Darfour: 12 millions déplacés selon l’ONU — vingt ans après, la violence reprend
Crise au Darfour: 12 millions déplacés et un retour des violences
Le Haut-Commissariat des Nations unies pour les réfugiés a indiqué que le conflit a déjà provoqué 12 millions de déplacés, chiffre qui souligne l’ampleur de la crise humanitaire actuelle.
Après la guerre civile sanglante qui a frappé la région soudanaise du Darfour il y a vingt ans, le monde avait déclaré « plus jamais ça », a déploré Filippo Grandi, rappelant les violences d’aujourd’hui et dénonçant des actes d’attaque contre des populations civiles, des violences ethniques et d’autres atrocités.
Deux ans et demi après le déclenchement du conflit entre l’armée, dirigée par le général Abdel Fattah al‑Burhane, et les Forces de soutien rapide (FSR) du général Mohamed Hamdane Daglo, les combats se concentrent désormais sur le Darfour et le Kordofan, selon Grandi dans un entretien accordé à l’AFP. Il souligne que « beaucoup de cette violence » rappelle ce qui s’est produit il y a 20 ans, avec une connotation ethnique et des pratiques telles que des femmes violées, le recrutement forcé d’enfants, des amputations et des violences contre les opposants.
La pire crise humanitaire au monde ?
En 2003, Omar el-Béchir avait lancé ses miliciens, les Janjawids, contre les populations non arabes du Darfour. Le conflit avait alors fait environ 300 000 morts et près de 2,5 millions de réfugiés. La Cour pénale internationale (CPI) poursuit des enquêtes, notamment sur des accusations de génocide. Le plus connu des Janjawids est Daglo. La guerre qu’il mène contre le chef de l’armée a déjà fait des dizaines de milliers de morts.
« C’est la pire crise humanitaire au monde », affirme Grandi, avec 12 millions de déplacés dont 4 millions ont trouvé refuge dans des pays voisins déjà fragiles.
Pourtant, le monde ne semble pas les avoir oubliés? « Soyons honnêtes, je ne suis pas sûr que le monde fasse vraiment attention », commente-t-il, ajoutant qu’il n’est pas très optimiste quant à l’impact du sommet annuel de l’ONU à New York sur la situation. Le haut-commissaire s’inquiète particulièrement pour El-Facher, capitale du Darfour-Nord et dernière grande ville encore sous contrôle de l’armée.

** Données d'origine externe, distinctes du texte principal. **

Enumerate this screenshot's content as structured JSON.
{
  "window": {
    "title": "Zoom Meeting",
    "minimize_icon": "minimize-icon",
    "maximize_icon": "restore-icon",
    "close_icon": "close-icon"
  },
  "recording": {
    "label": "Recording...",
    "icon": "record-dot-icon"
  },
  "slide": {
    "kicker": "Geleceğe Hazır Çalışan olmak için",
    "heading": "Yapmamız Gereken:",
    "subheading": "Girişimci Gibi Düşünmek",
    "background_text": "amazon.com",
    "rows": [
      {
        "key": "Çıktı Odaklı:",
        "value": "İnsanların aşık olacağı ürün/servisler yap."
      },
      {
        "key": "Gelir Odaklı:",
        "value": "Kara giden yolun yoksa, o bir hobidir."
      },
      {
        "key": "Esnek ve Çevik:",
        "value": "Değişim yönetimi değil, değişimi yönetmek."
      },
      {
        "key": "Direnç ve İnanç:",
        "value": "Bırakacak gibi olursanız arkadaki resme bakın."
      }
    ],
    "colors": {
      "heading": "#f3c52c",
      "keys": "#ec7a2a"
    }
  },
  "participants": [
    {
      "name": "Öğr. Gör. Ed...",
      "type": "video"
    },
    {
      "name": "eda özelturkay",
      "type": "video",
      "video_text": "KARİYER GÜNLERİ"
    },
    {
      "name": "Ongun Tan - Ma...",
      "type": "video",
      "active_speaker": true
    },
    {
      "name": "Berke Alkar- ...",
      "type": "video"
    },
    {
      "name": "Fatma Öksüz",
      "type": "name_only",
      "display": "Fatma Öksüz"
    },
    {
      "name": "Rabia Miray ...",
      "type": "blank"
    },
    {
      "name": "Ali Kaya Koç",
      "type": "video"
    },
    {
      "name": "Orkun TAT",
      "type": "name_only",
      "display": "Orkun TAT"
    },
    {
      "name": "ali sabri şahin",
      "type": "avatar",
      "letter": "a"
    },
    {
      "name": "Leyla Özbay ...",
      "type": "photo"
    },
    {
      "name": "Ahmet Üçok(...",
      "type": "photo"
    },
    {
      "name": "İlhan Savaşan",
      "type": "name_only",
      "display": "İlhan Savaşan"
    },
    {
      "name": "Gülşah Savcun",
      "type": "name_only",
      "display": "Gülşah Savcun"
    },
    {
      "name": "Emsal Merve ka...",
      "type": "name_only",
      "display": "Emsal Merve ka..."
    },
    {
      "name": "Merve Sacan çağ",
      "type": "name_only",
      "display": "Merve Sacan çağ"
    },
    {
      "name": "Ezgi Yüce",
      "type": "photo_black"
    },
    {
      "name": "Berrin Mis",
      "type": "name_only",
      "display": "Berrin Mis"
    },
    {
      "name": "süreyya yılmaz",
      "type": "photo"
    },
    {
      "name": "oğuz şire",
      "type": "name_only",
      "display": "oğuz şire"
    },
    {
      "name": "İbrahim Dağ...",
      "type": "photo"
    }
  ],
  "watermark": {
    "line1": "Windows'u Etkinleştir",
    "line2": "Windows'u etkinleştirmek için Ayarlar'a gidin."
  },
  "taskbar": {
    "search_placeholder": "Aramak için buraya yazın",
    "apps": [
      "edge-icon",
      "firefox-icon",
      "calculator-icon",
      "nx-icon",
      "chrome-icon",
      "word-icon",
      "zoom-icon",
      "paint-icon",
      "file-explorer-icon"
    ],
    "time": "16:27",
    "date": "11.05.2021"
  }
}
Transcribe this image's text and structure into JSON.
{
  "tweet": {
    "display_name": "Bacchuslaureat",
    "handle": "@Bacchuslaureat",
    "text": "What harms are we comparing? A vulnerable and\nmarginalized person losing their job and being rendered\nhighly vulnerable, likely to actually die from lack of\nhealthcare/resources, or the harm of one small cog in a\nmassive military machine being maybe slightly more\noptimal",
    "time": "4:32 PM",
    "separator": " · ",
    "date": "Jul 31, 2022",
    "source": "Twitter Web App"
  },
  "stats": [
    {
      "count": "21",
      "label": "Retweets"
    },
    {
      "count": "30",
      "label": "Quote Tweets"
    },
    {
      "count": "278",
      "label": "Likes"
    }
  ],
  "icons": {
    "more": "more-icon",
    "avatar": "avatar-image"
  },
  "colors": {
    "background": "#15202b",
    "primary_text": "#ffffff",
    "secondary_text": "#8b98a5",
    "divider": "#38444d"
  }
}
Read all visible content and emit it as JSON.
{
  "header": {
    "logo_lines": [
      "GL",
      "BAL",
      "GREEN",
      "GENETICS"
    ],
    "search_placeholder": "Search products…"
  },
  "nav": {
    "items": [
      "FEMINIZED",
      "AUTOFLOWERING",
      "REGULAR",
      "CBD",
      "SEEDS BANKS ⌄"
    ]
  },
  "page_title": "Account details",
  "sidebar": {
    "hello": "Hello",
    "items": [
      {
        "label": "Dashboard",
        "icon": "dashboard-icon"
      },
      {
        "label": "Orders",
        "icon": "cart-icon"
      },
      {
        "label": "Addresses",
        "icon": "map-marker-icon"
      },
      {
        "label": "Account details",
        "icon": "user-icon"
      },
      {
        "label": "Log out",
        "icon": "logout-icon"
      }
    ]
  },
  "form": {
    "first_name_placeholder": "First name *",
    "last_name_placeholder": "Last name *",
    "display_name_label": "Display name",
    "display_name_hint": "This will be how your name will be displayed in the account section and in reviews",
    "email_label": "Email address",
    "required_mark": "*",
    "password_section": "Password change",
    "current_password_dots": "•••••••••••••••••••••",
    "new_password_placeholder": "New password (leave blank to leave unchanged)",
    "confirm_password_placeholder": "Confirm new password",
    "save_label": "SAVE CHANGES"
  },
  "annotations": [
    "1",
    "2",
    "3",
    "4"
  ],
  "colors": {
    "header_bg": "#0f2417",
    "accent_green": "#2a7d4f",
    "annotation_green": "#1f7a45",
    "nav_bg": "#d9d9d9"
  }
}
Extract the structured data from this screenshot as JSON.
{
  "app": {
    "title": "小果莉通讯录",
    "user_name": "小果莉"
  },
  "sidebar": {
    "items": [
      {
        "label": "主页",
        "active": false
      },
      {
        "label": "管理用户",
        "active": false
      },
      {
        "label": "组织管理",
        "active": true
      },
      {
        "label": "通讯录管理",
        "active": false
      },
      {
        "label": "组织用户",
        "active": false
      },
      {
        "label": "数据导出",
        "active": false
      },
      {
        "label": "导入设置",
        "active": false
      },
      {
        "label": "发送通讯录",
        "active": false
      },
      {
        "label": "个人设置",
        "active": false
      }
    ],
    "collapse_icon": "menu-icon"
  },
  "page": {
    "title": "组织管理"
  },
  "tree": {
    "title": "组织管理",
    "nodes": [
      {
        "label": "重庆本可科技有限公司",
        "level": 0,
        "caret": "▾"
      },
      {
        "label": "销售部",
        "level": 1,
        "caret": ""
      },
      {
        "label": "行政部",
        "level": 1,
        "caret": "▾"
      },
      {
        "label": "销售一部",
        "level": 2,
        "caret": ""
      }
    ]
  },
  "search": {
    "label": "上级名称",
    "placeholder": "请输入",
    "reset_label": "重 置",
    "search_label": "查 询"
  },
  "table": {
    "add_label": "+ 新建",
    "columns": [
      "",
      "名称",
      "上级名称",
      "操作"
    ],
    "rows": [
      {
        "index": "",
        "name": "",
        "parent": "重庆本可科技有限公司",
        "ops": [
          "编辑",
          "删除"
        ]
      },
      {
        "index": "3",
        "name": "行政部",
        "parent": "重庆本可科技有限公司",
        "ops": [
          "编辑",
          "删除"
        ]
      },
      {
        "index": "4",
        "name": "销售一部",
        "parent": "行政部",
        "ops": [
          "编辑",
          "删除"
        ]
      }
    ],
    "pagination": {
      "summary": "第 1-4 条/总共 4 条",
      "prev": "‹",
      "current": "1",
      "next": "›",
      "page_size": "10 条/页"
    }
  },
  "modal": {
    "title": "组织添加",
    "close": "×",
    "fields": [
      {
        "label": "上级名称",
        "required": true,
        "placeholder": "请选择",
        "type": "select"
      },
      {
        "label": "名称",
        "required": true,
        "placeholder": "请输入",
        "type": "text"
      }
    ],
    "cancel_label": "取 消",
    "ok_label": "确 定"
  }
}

Après 18 mois de siège par les FSR, la population y est « affamée et désespérée » et vivait l’une des situations les plus critiques du monde.
Des Soudanais font la queue à El-Facher pour recevoir de la nourriture.
Attention internationale et financement en recul
« L’opinion publique devient sélective », déclare Grandi. Comparé à il y a 20 ans, l’attention internationale est bien moindre. Les acteurs humanitaires disposent de ressources plus fragiles, notamment en raison des coupes dans l’aide étrangère américaine et d’un resserrement budgétaire européen, indique-t-il. Son message aux donateurs européens est clair : « ils commettent une erreur stratégique » s’ils privent les réfugiés d’aide dans la ceinture autour de l’Europe, car cela peut conduire à davantage de déplacements vers le continent.
Sur un autre continent, Grandi attire l’attention sur la Birmanie, théâtre d’une guerre civile meurtrière entre de multiples groupes rebelles et l’armée au pouvoir depuis le coup d’État de 2021. Même si le Soudan et la Birmanie ne font pas la une des médias, il affirme que des publics sensibles existent et s’intéressent lorsque l’on explique les souffrances. Les conversations s’ouvrent aussi sur Gaza et l’Ukraine, mais l’ONU constate que, face à tout ce qui se passe dans le monde, l’opinion publique devient parfois incapable d’absorber chaque victime et demeure sélective face à la souffrance généralisée.